Developmental Research Projects

Career Development Projects

2013 Fall Cycle Resource Allocation Program Pilot Awards

  • Therapeutic Use of Microvesicles for Breast Cancer with Lung Metastases (Jae Lee, PhD)
  • RasGRP-mTOR signals in mammary gland development and breast carcinoma (Jeroen Roose, PhD)
  • Potentiation of Chemotherapeutics and Radiation Therapy by xCT Inhibition in Breast Cancer (Luika Timmerman, PhD)

Abstracts

A Vision to End HER2-Driven Cancer Death (Mark Moasser)
Although much progress has been made in the treatment of early stage breast cancer, advanced stage breast cancer remains uniformly fatal. The subtype of breast cancer closest to this milestone is the HER2 positive subtype. Our depth of scientific insight about this subtype is closest to the critical threshold that could potentially lead to eradicative therapies. But more work is required. Our overall program seeks to study in molecular depth how the HER2 signal is generated by overexpression. To do this, we are trying to overcome the principal barriers that have been to purify and determine the crystal structures of the HER2 kinase, its partner HER3, and how they partner with each other. This will eventually lead to treatments that effectively inactivate HER2, something that has remained elusive to date.


Mapping the Impact of Tumor Mutations on Patient Drug Responses in Triple Negative Breast Cancer (Sourav Bandyopadhyay)
Cancer is driven by mutations in oncogenes and tumor suppressors. In breast cancer, activating mutations in an oncogene such as PIK3CA, EGFR, HER2 or inactivation of tumor suppressors P53 or Rb are evident in nearly every tumor. For a some genes such as HER2 and EGFR, mutation in these oncogenes are used as markers for personalized drug treatments targeting these mutant oncogenes which tumors depend on for growth and survival.
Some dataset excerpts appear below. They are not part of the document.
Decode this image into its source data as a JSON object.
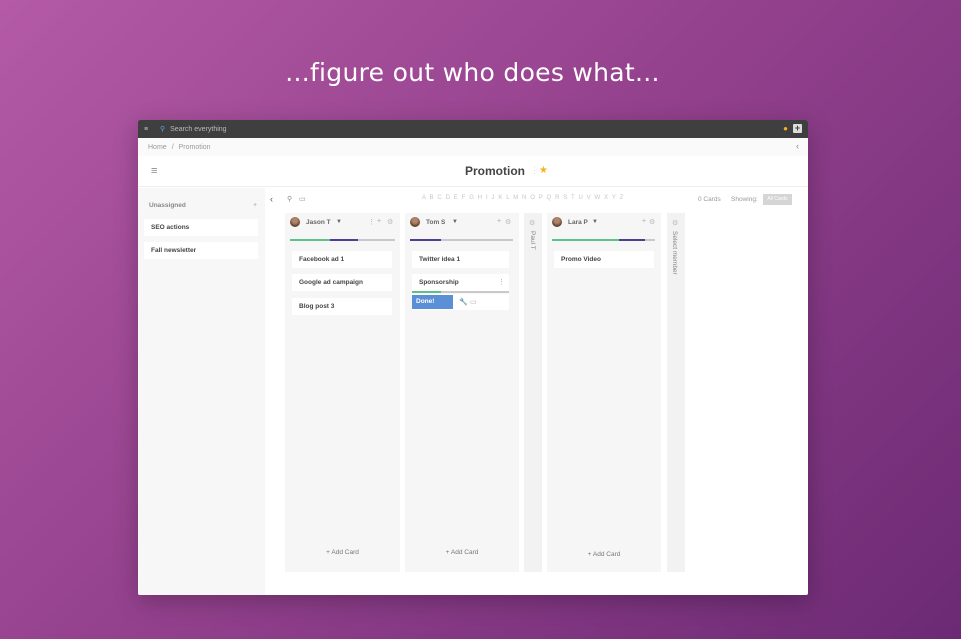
{
  "headline": "...figure out who does what...",
  "topbar": {
    "search_placeholder": "Search everything",
    "menu_icon": "≡",
    "search_icon": "⚲",
    "bell_icon": "🔔",
    "plus_icon": "+"
  },
  "breadcrumb": {
    "home": "Home",
    "separator": "/",
    "current": "Promotion",
    "back_icon": "‹"
  },
  "board": {
    "title": "Promotion",
    "menu_icon": "≡",
    "star_icon": "★",
    "dots_icon": "⋮"
  },
  "sidebar": {
    "unassigned_label": "Unassigned",
    "add_icon": "+",
    "cards": [
      "SEO actions",
      "Fall newsletter"
    ]
  },
  "toolbar": {
    "collapse_icon": "‹",
    "search_icon": "⚲",
    "calendar_icon": "▭",
    "alphabet": "A B C D E F G H I J K L M N O P Q R S T U V W X Y Z",
    "cards_count": "0 Cards",
    "showing_label": "Showing:",
    "filter_value": "All Cards"
  },
  "columns": [
    {
      "member": "Jason T",
      "cards": [
        "Facebook ad 1",
        "Google ad campaign",
        "Blog post 3"
      ],
      "add_label": "+ Add Card",
      "progress": {
        "green": 0.38,
        "blue": 0.27
      }
    },
    {
      "member": "Tom S",
      "cards": [
        "Twitter idea 1",
        "Sponsorship"
      ],
      "add_label": "+ Add Card",
      "done_label": "Done!",
      "progress": {
        "green": 0.0,
        "blue": 0.3
      }
    },
    {
      "member": "Lara P",
      "cards": [
        "Promo Video"
      ],
      "add_label": "+ Add Card",
      "progress": {
        "green": 0.65,
        "blue": 0.25
      }
    }
  ],
  "collapsed_columns": [
    {
      "label": "Paul T"
    },
    {
      "label": "Select member"
    }
  ],
  "colors": {
    "accent_blue": "#5b8fd6",
    "progress_green": "#5cc28b",
    "progress_blue": "#4c3f91",
    "star": "#f2b31c"
  }
}
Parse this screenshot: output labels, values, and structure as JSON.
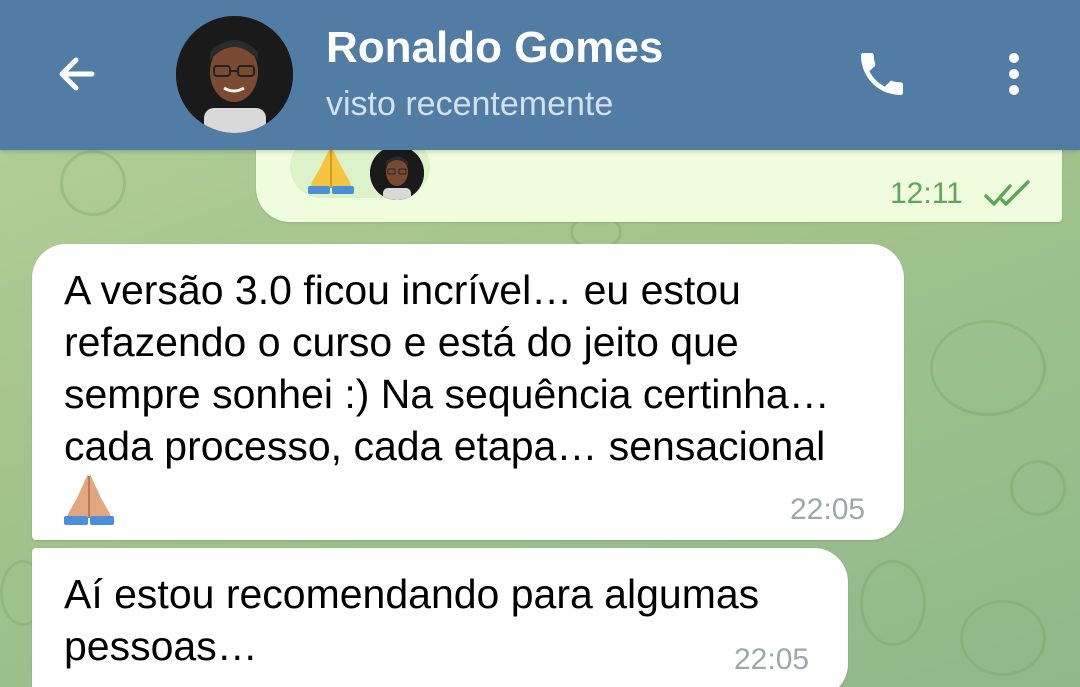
{
  "header": {
    "contact_name": "Ronaldo Gomes",
    "status": "visto recentemente",
    "background_color": "#517ca3",
    "icons": {
      "back": "arrow-left-icon",
      "call": "phone-icon",
      "menu": "more-vertical-icon"
    }
  },
  "messages": [
    {
      "direction": "outgoing",
      "reaction": "folded-hands-emoji",
      "time": "12:11",
      "read": true
    },
    {
      "direction": "incoming",
      "lines": [
        "A versão 3.0 ficou incrível… eu estou",
        "refazendo o curso e está do jeito que",
        "sempre sonhei :) Na sequência certinha…",
        "cada processo, cada etapa… sensacional"
      ],
      "emoji": "folded-hands-emoji",
      "time": "22:05"
    },
    {
      "direction": "incoming",
      "lines": [
        "Aí estou recomendando para algumas",
        "pessoas…"
      ],
      "time": "22:05"
    }
  ],
  "colors": {
    "outgoing_bubble": "#effdde",
    "incoming_bubble": "#ffffff",
    "outgoing_time": "#5fa65a",
    "incoming_time": "#a0a6ab"
  }
}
Beyond a few key examples the influence of aberrant oncogene activation on patient drug responses is almost completely unknown. To address this issue we are developing technologies to measure the influence of a panel oncogenic kinases in breast cancer on the susceptibility to ~100 anti-cancer drugs. The aim of these studies is to derive a chemical-genetic interaction map that can guide the selection of personalized therapeutic regimens based on selected patient biomarkers. Our efforts are supported by valuable collaborations at UCSF in the interrogation of mechanistic insights from our screens (Frank McCormick), identification of clinically relevant markers (Andrei Goga), and query of patient signatures in ongoing clinical trials (Laura Van’t Veer).
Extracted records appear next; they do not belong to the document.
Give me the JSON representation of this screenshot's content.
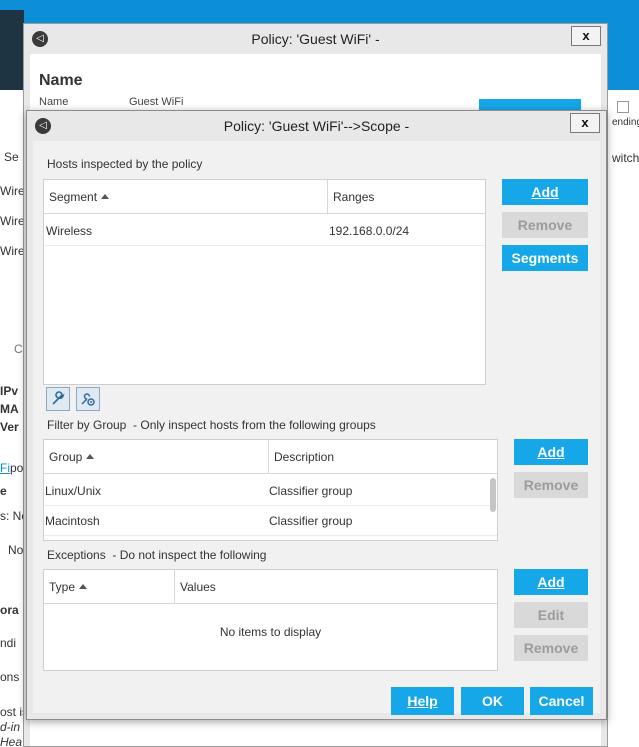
{
  "background": {
    "rows": [
      "Se",
      "Wire",
      "Wire",
      "Wire"
    ],
    "tab_fragment": "C",
    "side_texts": [
      "IPv",
      "MA",
      "Ver",
      "Fi",
      "po",
      "e",
      "s: No",
      "No",
      "ora",
      "ndi",
      "ons",
      "ost is",
      "d-in",
      "Hea"
    ],
    "right_texts": [
      "ending",
      "witch"
    ]
  },
  "outer_dialog": {
    "title": "Policy: 'Guest WiFi' -",
    "close_label": "x",
    "name_heading": "Name",
    "name_label": "Name",
    "name_value": "Guest WiFi"
  },
  "inner_dialog": {
    "title": "Policy: 'Guest WiFi'-->Scope -",
    "close_label": "x",
    "hosts": {
      "label": "Hosts inspected by the policy",
      "columns": [
        "Segment",
        "Ranges"
      ],
      "rows": [
        {
          "segment": "Wireless",
          "ranges": "192.168.0.0/24"
        }
      ],
      "buttons": {
        "add": "Add",
        "remove": "Remove",
        "segments": "Segments"
      }
    },
    "filter": {
      "label": "Filter by Group",
      "hint": "- Only inspect hosts from the following groups",
      "columns": [
        "Group",
        "Description"
      ],
      "rows": [
        {
          "group": "Linux/Unix",
          "description": "Classifier group"
        },
        {
          "group": "Macintosh",
          "description": "Classifier group"
        }
      ],
      "buttons": {
        "add": "Add",
        "remove": "Remove"
      }
    },
    "exceptions": {
      "label": "Exceptions",
      "hint": "- Do not inspect the following",
      "columns": [
        "Type",
        "Values"
      ],
      "empty_text": "No items to display",
      "buttons": {
        "add": "Add",
        "edit": "Edit",
        "remove": "Remove"
      }
    },
    "footer": {
      "help": "Help",
      "ok": "OK",
      "cancel": "Cancel"
    }
  },
  "colors": {
    "accent": "#16a7e9",
    "disabled_bg": "#d9d9d9",
    "disabled_text": "#9c9c9c"
  },
  "icons": [
    "settings-icon",
    "tool-icon",
    "group-settings-icon",
    "close-icon",
    "sort-ascending-icon"
  ]
}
Combinatorial Therapies to Eradicate Metastatic Breast Cancer (Andrei Goga)
Despite numerous advances in the advent of chemotherapies and targeted agents over the past decades, metastatic breast cancer remains incurable and essentially a death sentence for afflicted patients. New discoveries including from The Cancer Genome Atlas (TCGA) and our own research groups at UCSF have uncovered new cancer genes and signaling pathways which are altered in breast cancer, raising the hope that selectively blocking these pathways can allow for the precise eradication of breast cancers. Unfortunately, no single targeted drug to date has proven sufficient to durably eradicate metastatic breast cancers, leading to rapid resistance, recurrence of cancer and ultimately death. We hypothesize that breast cancer metastasis can be eradicated, tumor recurrence held at bay, and life extended by simultaneously targeting multiple cancer signaling pathways at once. To achieve this, a new general approach for pre-clinical and clinical development is required which relies on measuring tumor response to new agents as the relevant end-point for a therapy. We postulate that selecting the minimal active dose of a therapy on metastatic tumors should allow us to minimize toxicity from these treatments for patients and most importantly allow us to combine multiple agents to simultaneously target cancer cells. Such approaches we predict will maximize tumor killing and limit tumor evolution and recurrence.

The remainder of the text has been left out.